Un quartier d'ateliers de métallurgie devenu pôle artistique, et un quartier du tteokbokki : deux étapes atypiques pour voyageurs déjà bien informés.

Quick facts

Best for
visiteurs récurrents, art, street food, vie locale, photographie
Best time to visit
Fin d'après-midi jusqu'au soir, quand les ateliers de métallurgie de Mullae sont encore actifs et que les stands de tteokbokki de Sindang se remplissent pour le dîner
Days needed
Une demi-journée
Quick Answer

Qu'est-ce qui relie Mullae-dong et Sindang-dong dans un même guide ?

Pas la géographie — ils sont aux antipodes l'un de l'autre dans la ville — mais une fonction commune : ce sont deux quartiers industriels et de marché populaires qui ont développé une identité locale authentique et non polie précisément parce qu'ils n'ont jamais été construits pour le tourisme. Mullae-dong est un quartier d'acier et de métallurgie où grandit une scène artistique ; Sindang-dong est un quartier de marché surtout connu à l'échelle nationale comme la capitale du tteokbokki (gâteau de riz épicé) en Corée.

Mullae-dong et Sindang-dong n’appartiennent pas au même coin de la ville, et ce guide ne suggère pas de les visiter à la suite. Ce qu’ils partagent, c’est une catégorie : des quartiers qui fonctionnent d’abord comme un Séoul populaire et ouvrier, le tourisme n’étant qu’une arrière-pensée, s’il figure au programme du tout. Pour les voyageurs qui ont déjà fait le circuit des palais, le shopping de Myeongdong et la vie nocturne de Hongdae, ces deux quartiers offrent un aperçu d’un Séoul qui ne joue pas un rôle pour les visiteurs — un contexte vraiment utile, et un changement de rythme, pour un deuxième ou troisième voyage en ville.

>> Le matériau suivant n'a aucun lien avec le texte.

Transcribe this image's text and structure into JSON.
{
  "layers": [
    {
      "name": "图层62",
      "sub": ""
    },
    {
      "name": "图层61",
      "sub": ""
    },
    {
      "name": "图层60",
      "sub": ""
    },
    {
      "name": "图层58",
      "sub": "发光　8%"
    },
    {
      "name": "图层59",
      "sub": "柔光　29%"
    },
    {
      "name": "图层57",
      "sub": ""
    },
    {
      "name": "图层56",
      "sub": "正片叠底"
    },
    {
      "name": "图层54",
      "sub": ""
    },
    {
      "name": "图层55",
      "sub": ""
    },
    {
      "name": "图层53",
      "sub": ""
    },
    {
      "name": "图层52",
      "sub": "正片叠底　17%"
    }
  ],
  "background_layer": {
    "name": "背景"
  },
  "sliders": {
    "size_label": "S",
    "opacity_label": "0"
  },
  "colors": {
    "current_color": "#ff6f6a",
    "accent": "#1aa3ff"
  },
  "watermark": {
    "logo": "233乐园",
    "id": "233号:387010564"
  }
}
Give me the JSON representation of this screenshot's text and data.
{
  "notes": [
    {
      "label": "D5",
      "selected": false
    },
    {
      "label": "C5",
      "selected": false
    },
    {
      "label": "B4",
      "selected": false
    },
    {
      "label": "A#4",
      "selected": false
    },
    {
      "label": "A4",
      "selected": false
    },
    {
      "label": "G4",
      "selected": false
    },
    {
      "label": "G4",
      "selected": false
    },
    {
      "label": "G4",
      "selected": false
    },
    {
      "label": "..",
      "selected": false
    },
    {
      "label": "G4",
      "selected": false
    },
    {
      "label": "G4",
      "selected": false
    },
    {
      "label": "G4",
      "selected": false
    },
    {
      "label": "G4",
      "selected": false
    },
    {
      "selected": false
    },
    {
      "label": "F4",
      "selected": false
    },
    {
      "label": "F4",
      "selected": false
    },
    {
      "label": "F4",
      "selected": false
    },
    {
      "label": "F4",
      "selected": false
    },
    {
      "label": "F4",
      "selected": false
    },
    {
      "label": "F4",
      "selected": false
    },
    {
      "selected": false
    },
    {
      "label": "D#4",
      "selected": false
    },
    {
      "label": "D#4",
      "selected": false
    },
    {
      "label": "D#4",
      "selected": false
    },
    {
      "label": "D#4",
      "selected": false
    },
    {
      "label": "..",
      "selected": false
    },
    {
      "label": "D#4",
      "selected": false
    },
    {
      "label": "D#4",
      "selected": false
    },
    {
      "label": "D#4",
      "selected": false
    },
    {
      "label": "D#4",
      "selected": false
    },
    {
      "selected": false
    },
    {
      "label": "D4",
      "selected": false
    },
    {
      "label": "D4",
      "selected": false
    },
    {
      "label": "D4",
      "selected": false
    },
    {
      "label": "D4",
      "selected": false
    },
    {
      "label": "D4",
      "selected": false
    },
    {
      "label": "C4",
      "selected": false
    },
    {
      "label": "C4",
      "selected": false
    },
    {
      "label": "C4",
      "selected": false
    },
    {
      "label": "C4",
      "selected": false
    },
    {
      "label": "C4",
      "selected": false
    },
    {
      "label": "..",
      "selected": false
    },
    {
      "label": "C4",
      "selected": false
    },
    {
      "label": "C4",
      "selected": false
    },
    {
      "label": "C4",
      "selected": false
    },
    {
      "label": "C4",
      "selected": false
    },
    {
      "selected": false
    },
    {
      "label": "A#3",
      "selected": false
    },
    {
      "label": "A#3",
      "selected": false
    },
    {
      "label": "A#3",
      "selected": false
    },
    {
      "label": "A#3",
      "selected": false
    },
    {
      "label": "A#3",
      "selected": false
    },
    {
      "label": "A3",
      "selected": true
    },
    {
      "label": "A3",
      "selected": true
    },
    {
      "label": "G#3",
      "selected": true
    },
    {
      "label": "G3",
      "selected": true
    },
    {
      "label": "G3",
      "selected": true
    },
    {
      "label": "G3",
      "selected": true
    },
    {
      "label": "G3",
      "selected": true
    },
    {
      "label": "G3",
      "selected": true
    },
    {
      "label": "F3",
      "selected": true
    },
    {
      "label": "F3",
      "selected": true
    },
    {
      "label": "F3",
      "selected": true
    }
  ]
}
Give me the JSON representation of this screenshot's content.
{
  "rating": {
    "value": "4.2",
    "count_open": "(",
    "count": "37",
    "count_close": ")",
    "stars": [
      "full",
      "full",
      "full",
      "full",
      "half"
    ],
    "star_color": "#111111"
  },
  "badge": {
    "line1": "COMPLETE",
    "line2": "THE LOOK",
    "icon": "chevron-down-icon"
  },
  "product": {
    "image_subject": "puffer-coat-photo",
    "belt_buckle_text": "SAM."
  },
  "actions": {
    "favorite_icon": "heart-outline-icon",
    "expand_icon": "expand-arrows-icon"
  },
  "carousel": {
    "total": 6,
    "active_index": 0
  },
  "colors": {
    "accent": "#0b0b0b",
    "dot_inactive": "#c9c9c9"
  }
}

Mullae-dong : ateliers de métallurgie et art urbain

Mullae-dong, dans Yeongdeungpo-gu au sud du fleuve Han, est un centre de fabrication d’acier à petite échelle et de métallurgie depuis les années 1960, fournissant pièces et travaux de métal sur mesure à des entreprises dans toute la ville. C’est encore un quartier industriel actif — le fracas et le grincement du métal en travail sont une bande-son constante dans une grande partie du quartier pendant la journée, et c’est précisément l’intérêt de la visite : c’est l’un des derniers endroits du centre de Séoul où l’on peut voir une véritable économie industrielle du milieu du XXe siècle encore en fonctionnement, plutôt que convertie, muséifiée ou rasée.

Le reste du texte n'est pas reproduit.